Prior to the HB of L, the German magical and alchemical order "Orden Des Gold- und Rosenkreutz" was active during a chunk of the 18th century, from the late 1750s to some time during the Napoleonic wars. We don't have a clear record of when it folded but its last recorded activity seems to have been around 1797. I don't know that it had much influence in England or America, unlike either the GD or the HB of L, but it had a lot of impact on the Continent.

Date: 2007-04-01 08:43 am (UTC)
From: [identity profile] poliphilo.livejournal.com
Thanks for the information. I'll have to research Paschal Beverly Randolph. What a name!

Date: 2007-04-01 10:52 am (UTC)
From: [identity profile] poliphilo.livejournal.com
P.S. I've just been reading about Randolph.
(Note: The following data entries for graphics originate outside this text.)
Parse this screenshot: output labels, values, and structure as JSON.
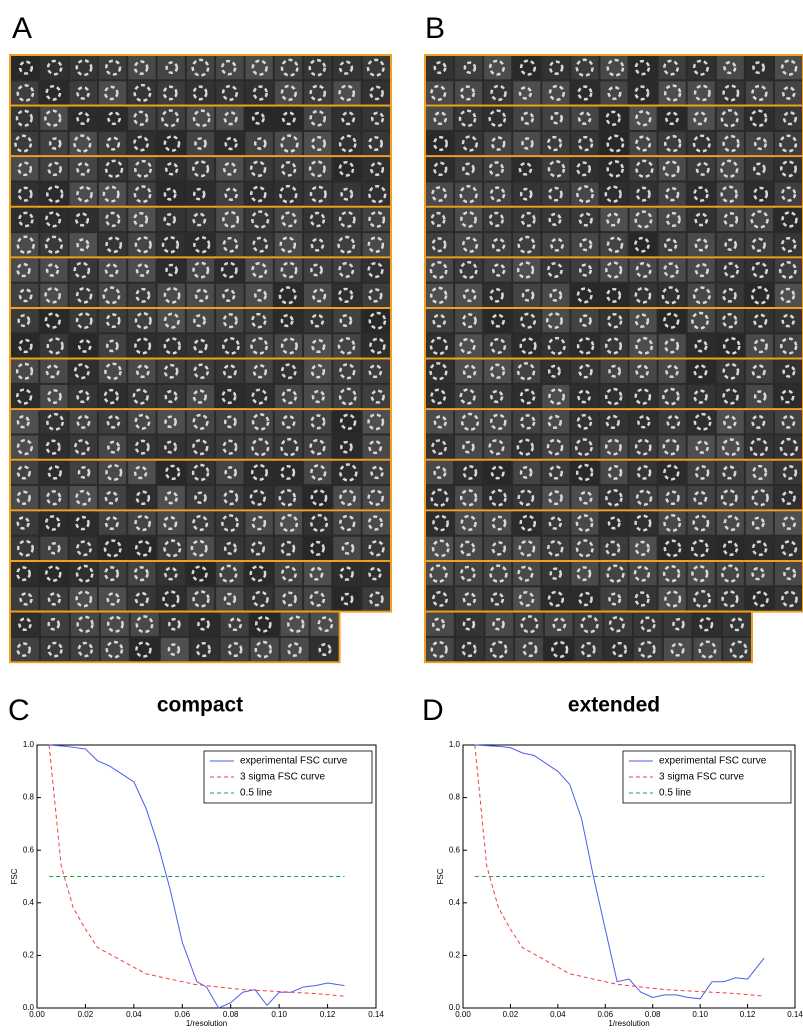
{
  "panel_labels": [
    "A",
    "B",
    "C",
    "D"
  ],
  "chart_data": [
    {
      "type": "line",
      "title": "compact",
      "x_label": "1/resolution",
      "y_label": "FSC",
      "xlim": [
        0,
        0.14
      ],
      "ylim": [
        0,
        1
      ],
      "xticks": [
        {
          "value": 0,
          "label": "0.00"
        },
        {
          "value": 0.02,
          "label": "0.02"
        },
        {
          "value": 0.04,
          "label": "0.04"
        },
        {
          "value": 0.06,
          "label": "0.06"
        },
        {
          "value": 0.08,
          "label": "0.08"
        },
        {
          "value": 0.1,
          "label": "0.10"
        },
        {
          "value": 0.12,
          "label": "0.12"
        },
        {
          "value": 0.14,
          "label": "0.14"
        }
      ],
      "yticks": [
        {
          "value": 0,
          "label": "0.0"
        },
        {
          "value": 0.2,
          "label": "0.2"
        },
        {
          "value": 0.4,
          "label": "0.4"
        },
        {
          "value": 0.6,
          "label": "0.6"
        },
        {
          "value": 0.8,
          "label": "0.8"
        },
        {
          "value": 1,
          "label": "1.0"
        }
      ],
      "legend": "upper right",
      "series": [
        {
          "name": "experimental FSC curve",
          "color": "#4a5ef0",
          "style": "solid",
          "x": [
            0.005,
            0.012,
            0.02,
            0.025,
            0.03,
            0.035,
            0.04,
            0.045,
            0.05,
            0.055,
            0.06,
            0.066,
            0.07,
            0.075,
            0.08,
            0.085,
            0.09,
            0.095,
            0.1,
            0.105,
            0.11,
            0.115,
            0.12,
            0.127
          ],
          "values": [
            1.0,
            0.995,
            0.985,
            0.94,
            0.92,
            0.89,
            0.86,
            0.76,
            0.62,
            0.45,
            0.25,
            0.1,
            0.08,
            0.0,
            0.02,
            0.06,
            0.07,
            0.01,
            0.06,
            0.06,
            0.08,
            0.085,
            0.095,
            0.085
          ]
        },
        {
          "name": "3 sigma FSC curve",
          "color": "#f04040",
          "style": "dashed",
          "x": [
            0.005,
            0.01,
            0.015,
            0.02,
            0.025,
            0.035,
            0.045,
            0.055,
            0.065,
            0.075,
            0.085,
            0.095,
            0.105,
            0.115,
            0.127
          ],
          "values": [
            1.0,
            0.54,
            0.38,
            0.3,
            0.23,
            0.18,
            0.13,
            0.11,
            0.09,
            0.08,
            0.07,
            0.065,
            0.06,
            0.055,
            0.045
          ]
        },
        {
          "name": "0.5 line",
          "color": "#20a050",
          "style": "dashed",
          "x": [
            0.005,
            0.127
          ],
          "values": [
            0.5,
            0.5
          ]
        }
      ]
    },
    {
      "type": "line",
      "title": "extended",
      "x_label": "1/resolution",
      "y_label": "FSC",
      "xlim": [
        0,
        0.14
      ],
      "ylim": [
        0,
        1
      ],
      "xticks": [
        {
          "value": 0,
          "label": "0.00"
        },
        {
          "value": 0.02,
          "label": "0.02"
        },
        {
          "value": 0.04,
          "label": "0.04"
        },
        {
          "value": 0.06,
          "label": "0.06"
        },
        {
          "value": 0.08,
          "label": "0.08"
        },
        {
          "value": 0.1,
          "label": "0.10"
        },
        {
          "value": 0.12,
          "label": "0.12"
        },
        {
          "value": 0.14,
          "label": "0.14"
        }
      ],
      "yticks": [
        {
          "value": 0,
          "label": "0.0"
        },
        {
          "value": 0.2,
          "label": "0.2"
        },
        {
          "value": 0.4,
          "label": "0.4"
        },
        {
          "value": 0.6,
          "label": "0.6"
        },
        {
          "value": 0.8,
          "label": "0.8"
        },
        {
          "value": 1,
          "label": "1.0"
        }
      ],
      "legend": "upper right",
      "series": [
        {
          "name": "experimental FSC curve",
          "color": "#4a5ef0",
          "style": "solid",
          "x": [
            0.005,
            0.015,
            0.02,
            0.025,
            0.03,
            0.035,
            0.04,
            0.045,
            0.05,
            0.055,
            0.06,
            0.065,
            0.07,
            0.075,
            0.08,
            0.085,
            0.09,
            0.095,
            0.1,
            0.105,
            0.11,
            0.115,
            0.12,
            0.127
          ],
          "values": [
            1.0,
            0.995,
            0.99,
            0.97,
            0.96,
            0.93,
            0.9,
            0.85,
            0.72,
            0.5,
            0.3,
            0.1,
            0.11,
            0.06,
            0.04,
            0.05,
            0.05,
            0.04,
            0.035,
            0.1,
            0.1,
            0.115,
            0.11,
            0.19
          ]
        },
        {
          "name": "3 sigma FSC curve",
          "color": "#f04040",
          "style": "dashed",
          "x": [
            0.005,
            0.01,
            0.015,
            0.02,
            0.025,
            0.035,
            0.045,
            0.055,
            0.065,
            0.075,
            0.085,
            0.095,
            0.105,
            0.115,
            0.127
          ],
          "values": [
            1.0,
            0.54,
            0.38,
            0.3,
            0.23,
            0.18,
            0.13,
            0.11,
            0.09,
            0.08,
            0.07,
            0.065,
            0.06,
            0.055,
            0.045
          ]
        },
        {
          "name": "0.5 line",
          "color": "#20a050",
          "style": "dashed",
          "x": [
            0.005,
            0.127
          ],
          "values": [
            0.5,
            0.5
          ]
        }
      ]
    }
  ]
}
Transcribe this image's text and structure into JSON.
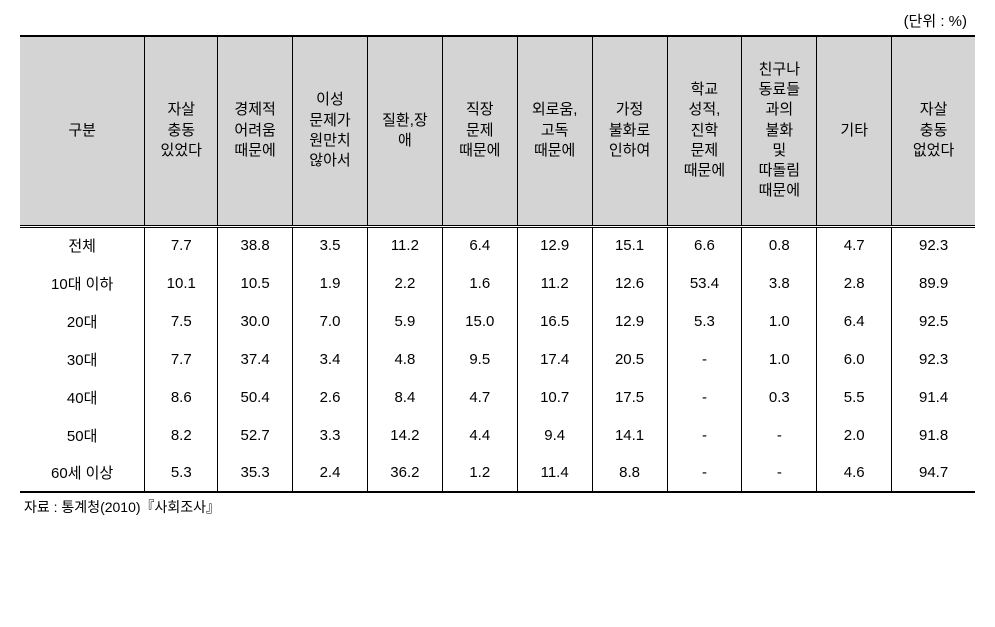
{
  "unit_label": "(단위 : %)",
  "source": "자료 : 통계청(2010)『사회조사』",
  "table": {
    "type": "table",
    "background_color": "#ffffff",
    "header_bg": "#d4d4d4",
    "border_color": "#000000",
    "columns": [
      "구분",
      "자살\n충동\n있었다",
      "경제적\n어려움\n때문에",
      "이성\n문제가\n원만치\n않아서",
      "질환,장\n애",
      "직장\n문제\n때문에",
      "외로움,\n고독\n때문에",
      "가정\n불화로\n인하여",
      "학교\n성적,\n진학\n문제\n때문에",
      "친구나\n동료들\n과의\n불화\n및\n따돌림\n때문에",
      "기타",
      "자살\n충동\n없었다"
    ],
    "rows": [
      {
        "label": "전체",
        "values": [
          "7.7",
          "38.8",
          "3.5",
          "11.2",
          "6.4",
          "12.9",
          "15.1",
          "6.6",
          "0.8",
          "4.7",
          "92.3"
        ]
      },
      {
        "label": "10대 이하",
        "values": [
          "10.1",
          "10.5",
          "1.9",
          "2.2",
          "1.6",
          "11.2",
          "12.6",
          "53.4",
          "3.8",
          "2.8",
          "89.9"
        ]
      },
      {
        "label": "20대",
        "values": [
          "7.5",
          "30.0",
          "7.0",
          "5.9",
          "15.0",
          "16.5",
          "12.9",
          "5.3",
          "1.0",
          "6.4",
          "92.5"
        ]
      },
      {
        "label": "30대",
        "values": [
          "7.7",
          "37.4",
          "3.4",
          "4.8",
          "9.5",
          "17.4",
          "20.5",
          "-",
          "1.0",
          "6.0",
          "92.3"
        ]
      },
      {
        "label": "40대",
        "values": [
          "8.6",
          "50.4",
          "2.6",
          "8.4",
          "4.7",
          "10.7",
          "17.5",
          "-",
          "0.3",
          "5.5",
          "91.4"
        ]
      },
      {
        "label": "50대",
        "values": [
          "8.2",
          "52.7",
          "3.3",
          "14.2",
          "4.4",
          "9.4",
          "14.1",
          "-",
          "-",
          "2.0",
          "91.8"
        ]
      },
      {
        "label": "60세 이상",
        "values": [
          "5.3",
          "35.3",
          "2.4",
          "36.2",
          "1.2",
          "11.4",
          "8.8",
          "-",
          "-",
          "4.6",
          "94.7"
        ]
      }
    ]
  }
}
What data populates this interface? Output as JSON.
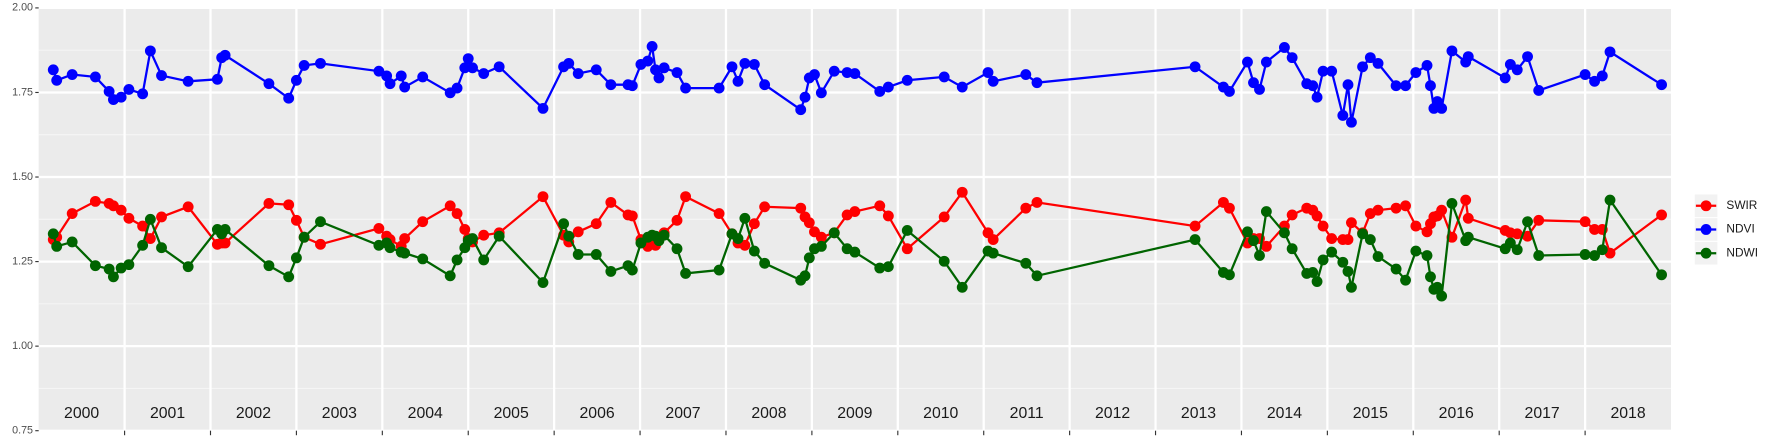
{
  "chart_data": {
    "type": "line",
    "x": [
      2000.17,
      2000.21,
      2000.39,
      2000.66,
      2000.82,
      2000.87,
      2000.96,
      2001.05,
      2001.21,
      2001.3,
      2001.43,
      2001.74,
      2002.08,
      2002.13,
      2002.17,
      2002.68,
      2002.91,
      2003.0,
      2003.09,
      2003.28,
      2003.96,
      2004.05,
      2004.09,
      2004.22,
      2004.26,
      2004.47,
      2004.79,
      2004.87,
      2004.96,
      2005.0,
      2005.05,
      2005.18,
      2005.36,
      2005.87,
      2006.11,
      2006.17,
      2006.28,
      2006.49,
      2006.66,
      2006.86,
      2006.91,
      2007.01,
      2007.09,
      2007.14,
      2007.18,
      2007.22,
      2007.28,
      2007.43,
      2007.53,
      2007.92,
      2008.07,
      2008.14,
      2008.22,
      2008.33,
      2008.45,
      2008.87,
      2008.92,
      2008.97,
      2009.03,
      2009.11,
      2009.26,
      2009.41,
      2009.5,
      2009.79,
      2009.89,
      2010.11,
      2010.54,
      2010.75,
      2011.05,
      2011.11,
      2011.49,
      2011.62,
      2013.46,
      2013.79,
      2013.86,
      2014.07,
      2014.14,
      2014.21,
      2014.29,
      2014.5,
      2014.59,
      2014.76,
      2014.83,
      2014.88,
      2014.95,
      2015.05,
      2015.18,
      2015.24,
      2015.28,
      2015.41,
      2015.5,
      2015.59,
      2015.8,
      2015.91,
      2016.03,
      2016.16,
      2016.2,
      2016.24,
      2016.28,
      2016.33,
      2016.45,
      2016.61,
      2016.64,
      2017.07,
      2017.13,
      2017.21,
      2017.33,
      2017.46,
      2018.0,
      2018.11,
      2018.2,
      2018.29,
      2018.89
    ],
    "series": [
      {
        "name": "SWIR",
        "color": "#ff0000",
        "values": [
          1.315,
          1.322,
          1.392,
          1.428,
          1.422,
          1.415,
          1.402,
          1.378,
          1.355,
          1.318,
          1.382,
          1.412,
          1.301,
          1.305,
          1.305,
          1.422,
          1.418,
          1.372,
          1.322,
          1.301,
          1.348,
          1.325,
          1.315,
          1.295,
          1.318,
          1.368,
          1.415,
          1.392,
          1.345,
          1.318,
          1.308,
          1.328,
          1.335,
          1.442,
          1.328,
          1.308,
          1.338,
          1.362,
          1.425,
          1.388,
          1.385,
          1.315,
          1.295,
          1.305,
          1.298,
          1.322,
          1.335,
          1.372,
          1.442,
          1.392,
          1.332,
          1.305,
          1.298,
          1.362,
          1.412,
          1.408,
          1.382,
          1.365,
          1.338,
          1.322,
          1.335,
          1.388,
          1.398,
          1.415,
          1.385,
          1.288,
          1.382,
          1.455,
          1.335,
          1.315,
          1.408,
          1.425,
          1.355,
          1.425,
          1.408,
          1.305,
          1.318,
          1.318,
          1.295,
          1.355,
          1.388,
          1.408,
          1.402,
          1.385,
          1.355,
          1.318,
          1.315,
          1.315,
          1.365,
          1.335,
          1.392,
          1.402,
          1.408,
          1.415,
          1.355,
          1.338,
          1.362,
          1.382,
          1.385,
          1.402,
          1.322,
          1.432,
          1.378,
          1.342,
          1.335,
          1.332,
          1.325,
          1.372,
          1.368,
          1.345,
          1.345,
          1.275,
          1.388
        ]
      },
      {
        "name": "NDVI",
        "color": "#0000ff",
        "values": [
          1.817,
          1.786,
          1.803,
          1.796,
          1.753,
          1.729,
          1.736,
          1.759,
          1.746,
          1.873,
          1.8,
          1.783,
          1.789,
          1.853,
          1.86,
          1.776,
          1.733,
          1.786,
          1.83,
          1.836,
          1.813,
          1.799,
          1.776,
          1.799,
          1.766,
          1.796,
          1.749,
          1.763,
          1.823,
          1.85,
          1.823,
          1.806,
          1.826,
          1.703,
          1.826,
          1.836,
          1.806,
          1.817,
          1.773,
          1.773,
          1.77,
          1.833,
          1.843,
          1.886,
          1.817,
          1.793,
          1.823,
          1.809,
          1.763,
          1.763,
          1.826,
          1.783,
          1.836,
          1.833,
          1.773,
          1.699,
          1.736,
          1.793,
          1.803,
          1.749,
          1.813,
          1.809,
          1.806,
          1.753,
          1.766,
          1.786,
          1.796,
          1.766,
          1.809,
          1.783,
          1.803,
          1.779,
          1.826,
          1.766,
          1.753,
          1.84,
          1.779,
          1.759,
          1.84,
          1.883,
          1.853,
          1.776,
          1.77,
          1.736,
          1.813,
          1.813,
          1.682,
          1.773,
          1.662,
          1.826,
          1.853,
          1.836,
          1.77,
          1.77,
          1.809,
          1.83,
          1.77,
          1.703,
          1.723,
          1.703,
          1.873,
          1.84,
          1.856,
          1.793,
          1.833,
          1.817,
          1.856,
          1.756,
          1.803,
          1.783,
          1.799,
          1.87,
          1.773
        ]
      },
      {
        "name": "NDWI",
        "color": "#006400",
        "values": [
          1.332,
          1.295,
          1.308,
          1.238,
          1.228,
          1.205,
          1.231,
          1.241,
          1.298,
          1.375,
          1.291,
          1.235,
          1.345,
          1.332,
          1.345,
          1.238,
          1.205,
          1.261,
          1.322,
          1.368,
          1.298,
          1.305,
          1.291,
          1.278,
          1.275,
          1.258,
          1.208,
          1.255,
          1.291,
          1.312,
          1.318,
          1.255,
          1.325,
          1.188,
          1.362,
          1.325,
          1.271,
          1.271,
          1.221,
          1.238,
          1.225,
          1.305,
          1.322,
          1.328,
          1.325,
          1.312,
          1.328,
          1.288,
          1.215,
          1.225,
          1.332,
          1.318,
          1.378,
          1.281,
          1.245,
          1.195,
          1.208,
          1.261,
          1.288,
          1.295,
          1.335,
          1.288,
          1.278,
          1.231,
          1.235,
          1.342,
          1.251,
          1.174,
          1.281,
          1.275,
          1.245,
          1.208,
          1.315,
          1.218,
          1.211,
          1.338,
          1.312,
          1.268,
          1.398,
          1.335,
          1.288,
          1.215,
          1.218,
          1.191,
          1.255,
          1.278,
          1.248,
          1.221,
          1.174,
          1.332,
          1.315,
          1.265,
          1.228,
          1.195,
          1.281,
          1.268,
          1.205,
          1.168,
          1.174,
          1.148,
          1.422,
          1.312,
          1.322,
          1.288,
          1.305,
          1.285,
          1.368,
          1.268,
          1.271,
          1.268,
          1.285,
          1.432,
          1.211
        ]
      }
    ],
    "year_labels": [
      "2000",
      "2001",
      "2002",
      "2003",
      "2004",
      "2005",
      "2006",
      "2007",
      "2008",
      "2009",
      "2010",
      "2011",
      "2012",
      "2013",
      "2014",
      "2015",
      "2016",
      "2017",
      "2018"
    ],
    "xlim": [
      2000,
      2019
    ],
    "xticks": [
      2001,
      2002,
      2003,
      2004,
      2005,
      2006,
      2007,
      2008,
      2009,
      2010,
      2011,
      2012,
      2013,
      2014,
      2015,
      2016,
      2017,
      2018
    ],
    "ylim": [
      0.75,
      2.0
    ],
    "yticks": [
      {
        "value": 0.75,
        "label": "0.75"
      },
      {
        "value": 1.0,
        "label": "1.00"
      },
      {
        "value": 1.25,
        "label": "1.25"
      },
      {
        "value": 1.5,
        "label": "1.50"
      },
      {
        "value": 1.75,
        "label": "1.75"
      },
      {
        "value": 2.0,
        "label": "2.00"
      }
    ],
    "grid": true
  }
}
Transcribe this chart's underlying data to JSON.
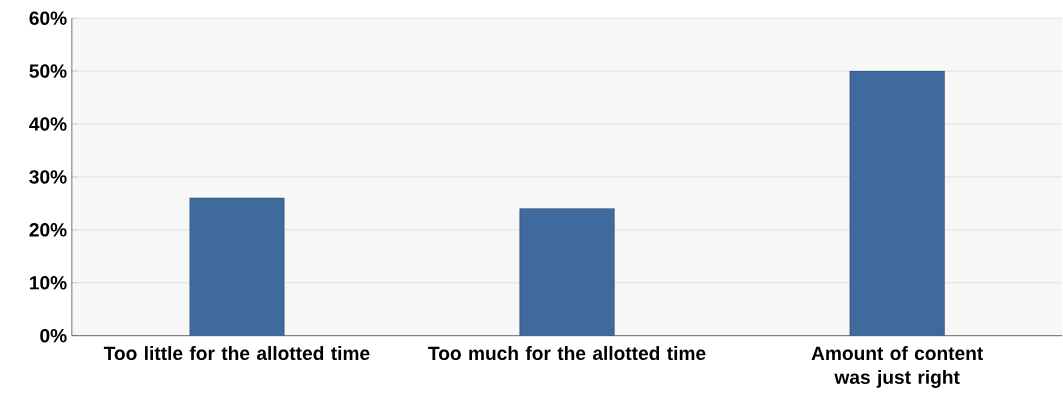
{
  "chart_data": {
    "type": "bar",
    "categories": [
      "Too little for the allotted time",
      "Too much for the allotted time",
      "Amount of content was just right"
    ],
    "values": [
      26,
      24,
      50
    ],
    "color": "#3f6a9e",
    "ylim": [
      0,
      60
    ],
    "yticks": [
      {
        "value": 0,
        "label": "0%"
      },
      {
        "value": 10,
        "label": "10%"
      },
      {
        "value": 20,
        "label": "20%"
      },
      {
        "value": 30,
        "label": "30%"
      },
      {
        "value": 40,
        "label": "40%"
      },
      {
        "value": 50,
        "label": "50%"
      },
      {
        "value": 60,
        "label": "60%"
      }
    ],
    "grid": "y"
  }
}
How extraordinary that I'd never heard of this man before!

Date: 2007-04-01 10:40 pm (UTC)
From: [personal profile] oakmouse
Well, he was of mixed race and practiced sex magic at a time when the sexuality of black males was a deeply taboo subject in America. A black man who claimed to offer magical initiation through sex, and who believed in the magical power (or indeed the very existence) of the female orgasm would be pretty much barred from the public eye; however muckraking the newspapers of his day might have been, and he lived in the peak era of so-called yellow journalism, he would have been far too hot a subject for them to handle. Had he lived longer and/or been white, he might have become more generally known. He's better known now than he has been since his death, I believe, although I'm positive I'm right.

Also, for some reason, a fair number of American occultists of the 19th century don't seem to be generally very well known, even in America. There are exceptions, of course, as with every rule.

Date: 2007-04-01 10:43 pm (UTC)
From: [personal profile] oakmouse
"although I'm positive I'm right"

Sorry, that should be I'm NOT positive I'm right. :-p

Date: 2007-04-02 07:59 am (UTC)
From: [identity profile] poliphilo.livejournal.com
But you'd think the things that made him taboo in his lifetime would have elevated him to cult status in the modern era.

But, it's true, the books and articles on magical history I've read never even glance at the USA. They treat the magical revival of the 19th century as- almost exclusively- an Anglo-French affair.

Date: 2007-04-02 07:31 pm (UTC)
From: [personal profile] oakmouse
You would think that, yes, but not so. Maybe because good old Aleister Crowley got there first? From his time onward, nobody needed to look any further for an occult Bad Boy to emulate.